If we regress \(W\) on \(E\) the estimate of the causal effect will be confounded by \(U\). It is confounded, because there are two paths connecting \(E\) and \(W\): (1) \(E \rightarrow W\) and (2) \(E \leftarrow U \rightarrow W\). A “path” here just means any series of variables you could walk through to get from one variable to another, ignoring the directions of the arrows. Both of these paths create a statistical association between \(E\) and \(W\). But only the first path is causal. The second path is non-causal. Why? Because if only the second path existed, and we changed \(E\), it would not change \(W\). Any causal influence of \(E\) on \(W\) operates only on the first path.
We normally address this by running an experiment where we assign the education level at random. This cuts off the influence of \(U\) on \(E\):

Four Fundamental DAGS

- The first type of relation is the one we worked with just above,a fork:\(X /leftarrow Z \rightarrow Y\). This is the classic confounder. In a fork, some variable \(Z\) is a common cause of \(X\) and \(Y\), generating a correlation between them. If we condition on \(Z\), then learning \(X\) tells us nothing about \(Y\). \(X\) and \(Y\) are independent, conditional on \(Z\).

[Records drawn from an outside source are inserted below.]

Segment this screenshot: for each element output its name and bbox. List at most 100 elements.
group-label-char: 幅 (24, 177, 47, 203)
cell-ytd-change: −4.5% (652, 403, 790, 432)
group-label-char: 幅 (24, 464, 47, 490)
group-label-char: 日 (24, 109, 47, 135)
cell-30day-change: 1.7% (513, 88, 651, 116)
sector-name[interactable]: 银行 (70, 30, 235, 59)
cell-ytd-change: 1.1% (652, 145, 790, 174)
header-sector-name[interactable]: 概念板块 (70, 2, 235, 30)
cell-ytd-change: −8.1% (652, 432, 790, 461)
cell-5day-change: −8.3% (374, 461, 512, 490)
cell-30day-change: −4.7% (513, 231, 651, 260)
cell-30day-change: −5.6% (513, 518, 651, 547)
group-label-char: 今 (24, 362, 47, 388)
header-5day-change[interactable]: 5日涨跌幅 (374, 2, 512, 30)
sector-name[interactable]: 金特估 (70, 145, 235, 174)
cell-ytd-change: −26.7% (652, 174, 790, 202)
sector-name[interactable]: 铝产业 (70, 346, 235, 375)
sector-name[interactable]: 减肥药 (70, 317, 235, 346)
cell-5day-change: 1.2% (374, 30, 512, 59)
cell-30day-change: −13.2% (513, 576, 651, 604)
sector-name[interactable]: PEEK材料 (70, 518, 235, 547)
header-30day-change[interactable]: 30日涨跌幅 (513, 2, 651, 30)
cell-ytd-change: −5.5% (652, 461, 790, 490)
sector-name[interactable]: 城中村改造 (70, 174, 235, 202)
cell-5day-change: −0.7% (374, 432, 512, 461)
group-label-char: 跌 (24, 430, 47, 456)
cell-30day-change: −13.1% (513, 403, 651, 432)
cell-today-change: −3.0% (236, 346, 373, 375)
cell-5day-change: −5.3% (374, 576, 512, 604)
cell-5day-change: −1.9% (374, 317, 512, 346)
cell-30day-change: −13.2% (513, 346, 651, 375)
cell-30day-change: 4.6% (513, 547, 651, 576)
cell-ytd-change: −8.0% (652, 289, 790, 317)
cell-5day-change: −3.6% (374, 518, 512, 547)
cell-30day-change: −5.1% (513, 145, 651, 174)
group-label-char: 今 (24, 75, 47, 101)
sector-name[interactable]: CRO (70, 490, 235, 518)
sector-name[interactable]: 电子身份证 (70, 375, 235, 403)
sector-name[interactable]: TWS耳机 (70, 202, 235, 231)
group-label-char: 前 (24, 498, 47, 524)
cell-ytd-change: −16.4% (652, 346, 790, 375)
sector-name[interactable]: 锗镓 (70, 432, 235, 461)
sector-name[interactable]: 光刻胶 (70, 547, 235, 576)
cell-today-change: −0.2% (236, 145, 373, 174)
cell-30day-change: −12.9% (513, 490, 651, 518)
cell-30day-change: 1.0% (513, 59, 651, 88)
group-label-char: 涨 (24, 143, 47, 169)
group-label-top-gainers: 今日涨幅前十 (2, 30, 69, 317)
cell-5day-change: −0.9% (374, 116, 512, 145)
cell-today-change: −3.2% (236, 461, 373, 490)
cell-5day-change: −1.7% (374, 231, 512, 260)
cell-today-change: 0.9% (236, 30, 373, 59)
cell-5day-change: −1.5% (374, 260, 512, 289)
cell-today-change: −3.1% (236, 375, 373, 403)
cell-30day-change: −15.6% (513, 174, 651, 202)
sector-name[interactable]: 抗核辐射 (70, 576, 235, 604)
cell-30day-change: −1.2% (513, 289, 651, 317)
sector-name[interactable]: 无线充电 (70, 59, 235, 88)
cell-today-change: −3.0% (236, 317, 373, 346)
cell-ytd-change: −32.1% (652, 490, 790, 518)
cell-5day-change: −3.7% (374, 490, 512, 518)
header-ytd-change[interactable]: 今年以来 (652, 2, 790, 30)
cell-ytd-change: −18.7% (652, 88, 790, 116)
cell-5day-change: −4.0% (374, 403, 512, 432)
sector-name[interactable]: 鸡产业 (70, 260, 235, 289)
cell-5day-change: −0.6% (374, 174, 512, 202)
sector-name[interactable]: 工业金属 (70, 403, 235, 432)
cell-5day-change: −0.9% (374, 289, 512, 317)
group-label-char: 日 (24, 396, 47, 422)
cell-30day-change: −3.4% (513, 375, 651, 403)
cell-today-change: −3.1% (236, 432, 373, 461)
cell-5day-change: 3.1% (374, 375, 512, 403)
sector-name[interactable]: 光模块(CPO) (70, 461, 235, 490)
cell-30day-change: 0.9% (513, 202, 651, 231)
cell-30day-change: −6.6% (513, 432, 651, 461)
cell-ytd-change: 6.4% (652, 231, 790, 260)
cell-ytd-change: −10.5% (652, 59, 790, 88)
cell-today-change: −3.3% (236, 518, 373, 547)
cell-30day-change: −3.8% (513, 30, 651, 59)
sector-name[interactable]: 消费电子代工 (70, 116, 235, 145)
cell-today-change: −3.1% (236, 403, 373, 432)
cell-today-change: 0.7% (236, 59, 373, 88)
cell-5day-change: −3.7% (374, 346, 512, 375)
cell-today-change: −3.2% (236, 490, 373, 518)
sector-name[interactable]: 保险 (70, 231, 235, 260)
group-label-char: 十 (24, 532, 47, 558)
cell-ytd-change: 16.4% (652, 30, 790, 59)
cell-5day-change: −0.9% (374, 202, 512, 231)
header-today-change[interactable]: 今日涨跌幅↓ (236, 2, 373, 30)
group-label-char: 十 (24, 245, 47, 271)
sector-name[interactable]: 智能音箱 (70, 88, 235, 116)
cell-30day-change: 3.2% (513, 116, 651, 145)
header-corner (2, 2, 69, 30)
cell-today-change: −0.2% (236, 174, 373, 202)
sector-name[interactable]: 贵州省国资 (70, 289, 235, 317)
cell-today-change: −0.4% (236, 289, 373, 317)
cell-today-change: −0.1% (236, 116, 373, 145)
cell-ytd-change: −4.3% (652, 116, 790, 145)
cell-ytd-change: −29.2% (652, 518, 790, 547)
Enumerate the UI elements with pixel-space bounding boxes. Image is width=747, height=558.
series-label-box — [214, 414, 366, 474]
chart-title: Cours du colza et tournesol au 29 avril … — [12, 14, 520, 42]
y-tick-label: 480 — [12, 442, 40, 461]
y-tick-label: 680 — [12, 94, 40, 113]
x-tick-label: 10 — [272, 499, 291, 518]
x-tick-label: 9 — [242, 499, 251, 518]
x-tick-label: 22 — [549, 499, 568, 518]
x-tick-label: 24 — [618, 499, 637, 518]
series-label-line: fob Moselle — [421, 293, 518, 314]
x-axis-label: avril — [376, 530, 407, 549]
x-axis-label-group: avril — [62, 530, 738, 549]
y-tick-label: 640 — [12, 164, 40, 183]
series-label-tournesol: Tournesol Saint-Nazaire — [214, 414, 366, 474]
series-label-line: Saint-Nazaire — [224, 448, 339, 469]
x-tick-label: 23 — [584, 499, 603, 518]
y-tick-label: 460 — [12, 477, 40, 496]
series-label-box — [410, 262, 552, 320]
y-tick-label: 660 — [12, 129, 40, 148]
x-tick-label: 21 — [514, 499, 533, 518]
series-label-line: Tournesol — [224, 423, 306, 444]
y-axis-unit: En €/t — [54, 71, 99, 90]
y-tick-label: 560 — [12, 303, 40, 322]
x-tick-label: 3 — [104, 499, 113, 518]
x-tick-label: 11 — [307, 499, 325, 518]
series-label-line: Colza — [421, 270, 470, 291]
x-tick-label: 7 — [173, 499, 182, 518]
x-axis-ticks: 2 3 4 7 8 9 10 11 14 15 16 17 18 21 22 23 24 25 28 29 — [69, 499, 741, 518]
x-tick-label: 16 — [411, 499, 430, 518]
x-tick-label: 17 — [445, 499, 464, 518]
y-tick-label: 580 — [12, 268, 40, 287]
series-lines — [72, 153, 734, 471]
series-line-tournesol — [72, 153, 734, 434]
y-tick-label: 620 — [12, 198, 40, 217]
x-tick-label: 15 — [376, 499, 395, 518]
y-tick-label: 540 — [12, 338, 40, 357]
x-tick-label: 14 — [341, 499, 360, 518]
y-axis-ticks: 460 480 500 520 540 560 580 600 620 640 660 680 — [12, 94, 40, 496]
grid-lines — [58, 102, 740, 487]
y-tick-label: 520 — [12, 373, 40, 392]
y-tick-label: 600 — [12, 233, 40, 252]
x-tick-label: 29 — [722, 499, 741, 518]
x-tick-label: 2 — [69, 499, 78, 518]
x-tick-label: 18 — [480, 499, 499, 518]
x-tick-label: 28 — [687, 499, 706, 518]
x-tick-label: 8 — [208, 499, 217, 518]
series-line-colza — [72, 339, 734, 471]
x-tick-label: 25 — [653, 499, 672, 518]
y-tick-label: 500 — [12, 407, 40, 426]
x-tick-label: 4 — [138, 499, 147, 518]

- The second type of relation is a pipe: \(X \rightarrow Z \rightarrow Y\). We saw this when we discussed the plant growth example and post-treatment bias: The treatment X influences fungus \(Z\) which influences growth \(Y\). If we condition on \(Z\) now, we also block the path from \(X\) to \(Y\). So in both a fork and a pipe, conditioning of the middle variable blocks the path.
- The third type of relation is a collider: \(X \rightarrow Z \leftarrow Y\). You met colliders earlier in this chapter. Unlike the other two types of relations, in a collider there is no association between \(X\) and \(Y\) unless you condition on \(Z\). Conditioning on \(Z\), the collider variable, opens the path. Once the path is open, information flows between \(X\) and \(Y\).
- The fourth bit of knowledge you need is that conditioning on a descendent variable is like conditioning on the variable itself, but weaker. A descendent is a variable influenced by another variable. Controlling for \(D\) will also control, to a lesser extent, for \(Z\). The reason is that \(D\) has some information about \(Z\). This will (partially) open the path from \(X\) to \(Y\), because \(Z\) is a collider. The same holds for non-colliders. If you condition on a descendent of Z in the pipe, it’ll still be like (weakly) closing the pipe.